Imiloa: Astronomy Center of Hawai
In June, Cathy and I visited the brand-new Astronomy Center in Hilo, Hawaii, near the University of Hawaii at Hilo, a short drive from downtown. (http:// www.imiloahawaii.org/)
The facility is an interpretive center both for modern astronomy (with a focus on work done at the Mauna Kea observatories on the Island) and ancient Hawaiian cultural traditions.
The Center structure has the shape of three connected cones. These represent the three largest volcanoes on the Big Island: Mauna Loa, Hualalai, and Mauna Kea. The first is active, with eruptions every couple of decades, the second last erupted in 1801, and Mauna Kea is classed as dormant. If you are wondering why the active volcano Kilauea is not represented, it has not yet formed a tall cone. For information on the volcanoes of Hawaii, see http://hvo.wr.usgs.gov/
Inside the front door, and directly below the skylight of the middle cone, is a wonderful mosaic that depicts a double-hulled sailing canoe approaching the Big Island. I think the smoke off the volcano represents Pele as I can see her profile there. Also note some stars in the upper right, which is a somewhat stylized constellation Scorpius, known by the ancient Hawaiians as Maui’s Fishhook. Maui was sort of an Hawaiian Hercules. The Center actually would be more properly named the Cultural and Astronomy Center, as the displays, interactive screens, and videos focus even more on culture than they do on astronomy.

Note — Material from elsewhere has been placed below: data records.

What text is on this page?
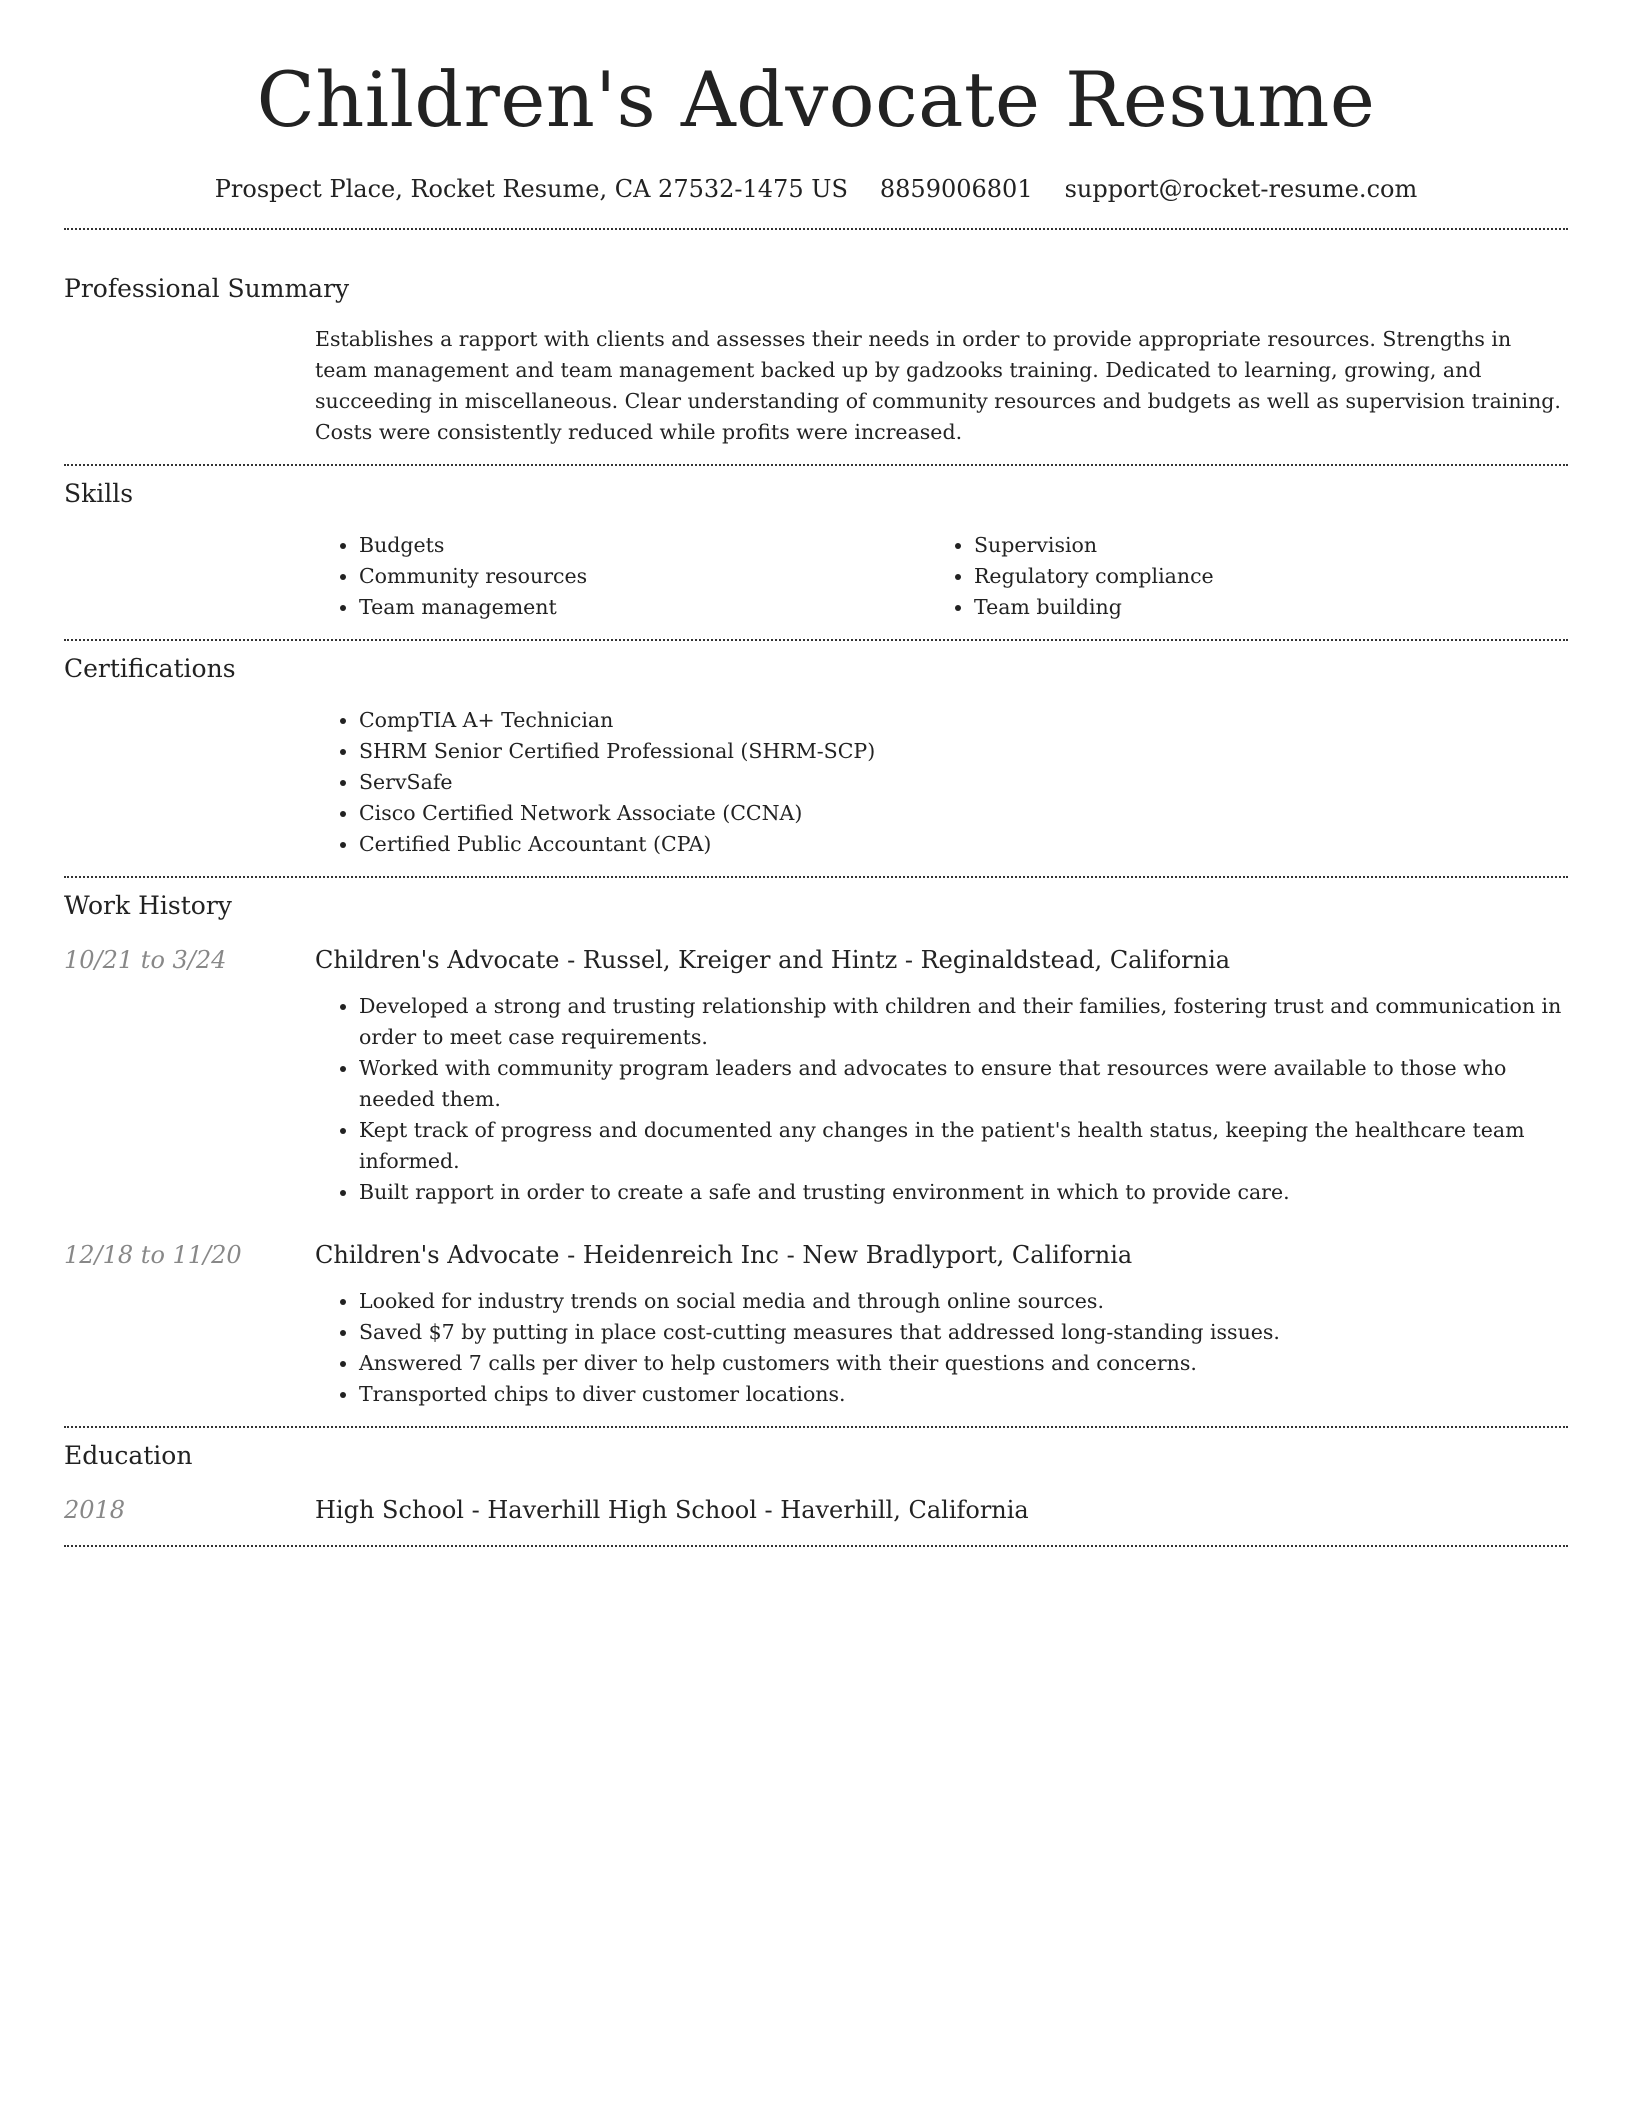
Children's Advocate Resume
Prospect Place, Rocket Resume, CA 27532-1475 US 8859006801 support@rocket-resume.com
Professional Summary

Establishes a rapport with clients and assesses their needs in order to provide appropriate resources. Strengths in team management and team management backed up by gadzooks training. Dedicated to learning, growing, and succeeding in miscellaneous. Clear understanding of community resources and budgets as well as supervision training. Costs were consistently reduced while profits were increased.

Skills
• Budgets
• Community resources
• Team management
• Supervision
• Regulatory compliance
• Team building
Certifications
• CompTIA A+ Technician
• SHRM Senior Certified Professional (SHRM-SCP)
• ServSafe
• Cisco Certified Network Associate (CCNA)
• Certified Public Accountant (CPA)
Work History
10/21 to 3/24	Children's Advocate - Russel, Kreiger and Hintz - Reginaldstead, California
• Developed a strong and trusting relationship with children and their families, fostering trust and communication in order to meet case requirements.
• Worked with community program leaders and advocates to ensure that resources were available to those who needed them.
• Kept track of progress and documented any changes in the patient's health status, keeping the healthcare team informed.
• Built rapport in order to create a safe and trusting environment in which to provide care.
12/18 to 11/20	Children's Advocate - Heidenreich Inc - New Bradlyport, California
• Looked for industry trends on social media and through online sources.
• Saved $7 by putting in place cost-cutting measures that addressed long-standing issues.
• Answered 7 calls per diver to help customers with their questions and concerns.
• Transported chips to diver customer locations.
Education
2018	High School - Haverhill High School - Haverhill, California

The building contains a very nice planetarium, a main exhibit hall, a special-events hall, learning center, café, and gift shop.
One should allow a couple of hours to go through the exhibit hall. There is a lot to see and absorb, and a variety of types of displays from mechanical to digital. A planetarium show is included in the cost of admission, and we interrupted our selfguided tour to attend. It was a multi-media presentation on Mauna Kea, with an emphasis on the ancient
Hawaiian origins chant. Following the show, we visited with the operator, and she gave us a backstage tour of the stacks of computer equipment that run their multiple projectors. They have ordered a new multi-million dollar digital projector, which they should have in place by the time you read this.
The Center is forming a large volunteer group to serve as docents. It didn’t take very long for some of them to notice the movement of the sun in relation to the mosaic. We chatted with one volunteer who had been marking the position of the sun at solar noon with tape on the tile floor. Since the mosaic is directly underneath the skylight, and since Hawaii is in the tropics, there are two moments every year when the circle of the sun matches the circle of the mosaic.
Hilo is on the wet side of the Big Island, and has a reputation for rain, but the showers are usually short and of course it is always warm. Other must-see sights in the Hilo area are the Lyman House and Museum and the Pacific Tsunami Museum. The benefits of the rains are the ability to enjoy Rainbow Falls, the Nani Mau Gardens and the Hawaii Tropical Botanical Gardens. Also, do try the Hilo Homemade Ice Cream, the best commercial ice cream we have ever tasted.
‘Imiloa is open every day except Mondays, 9 a.m. to 4 p.m., with planetarium shows at 11, 1, and 2:30.